Lantaran kontrak kerja sama tersebut akan segera berakhir, maka perlu dilakukan diskusi mendalam guna meninjau lebih jauh apakah kerjasama yang dilakukan Pemprov Sumbar dengan PT Grahamas Citra Wisata selaku pengelola Novotel Bukittinggi, masih menguntungkan atau tidak bagi Sumbar.
“Pada intinya kita tidak ingin iklim investasi di Sumbar terganggu hanya karena isu pengelolaan aset Novotel. Cukuplah masalah tanah Ulayat dan kawasan rawan bencana saja yang menjadi alasan penghambat investor masuk ke Sumbar ini,” jelasnya.
Senada dengan itu, Ketua Komisi III DPRD Sumbar, Ali Tanjung menyampaikan, sejatinya tidak ada sedikitpun niat dari Komisi III DPRD Sumbar untuk menganggu iklim investasi dengan bergulirnya isu pengelolaan Novotel ini. Ia menegaskan, pembahasan kerja sama pengelolaan Novotel, murni bertujuan untuk mengoptimalkan pengelolaan aset Iddle Sumbar demi meningkatkan capaian PAD Sumbar.
“Perlu diingat bahwa dari sekian banyak aset, hanya satu Bank Nagari yang menguntungkan, lainnya tidak, hotel Balairung pun sampai saat ini masih merugi meski DPRD sudah cerewet,” ungkapnya.
Kerugian yang sama, menurutnya juga dialami oleh sejumlah BUMD Pemprov Sumbar dan sejumlah kontrak perjanjian kerja sama lainnya. Seperti halnya kontrak perjanjian pengelolaan hotel Novotel yang disinyalir sangat merugikan Pemprov Sumbar dalam segi penerimaan PAD.

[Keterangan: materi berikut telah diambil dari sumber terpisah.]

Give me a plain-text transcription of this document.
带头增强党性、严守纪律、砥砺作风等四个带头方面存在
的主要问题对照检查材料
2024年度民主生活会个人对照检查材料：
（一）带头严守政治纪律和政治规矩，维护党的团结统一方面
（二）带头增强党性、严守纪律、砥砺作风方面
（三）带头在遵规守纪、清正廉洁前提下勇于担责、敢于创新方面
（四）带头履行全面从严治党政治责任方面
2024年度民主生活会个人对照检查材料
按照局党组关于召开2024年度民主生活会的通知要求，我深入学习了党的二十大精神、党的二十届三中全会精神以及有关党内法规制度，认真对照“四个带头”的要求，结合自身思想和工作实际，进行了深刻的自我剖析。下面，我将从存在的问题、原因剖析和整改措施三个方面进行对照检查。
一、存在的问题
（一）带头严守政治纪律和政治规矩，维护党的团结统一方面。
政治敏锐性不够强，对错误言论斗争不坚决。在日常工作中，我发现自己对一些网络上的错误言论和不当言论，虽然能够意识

“Kita tentu menginginkan investasi yang menguntungkan bagi Sumbar. Sementara Novotel, sejak 30 tahun berdiri di Sumbar laporan keuangannya tidak pernah untung. Sementara faktanya keuntungan yang mereka dapatkan bisa mencapai 20 hingga 30 miliar rupiah per tahunnya,” ucap Ali Tanjung.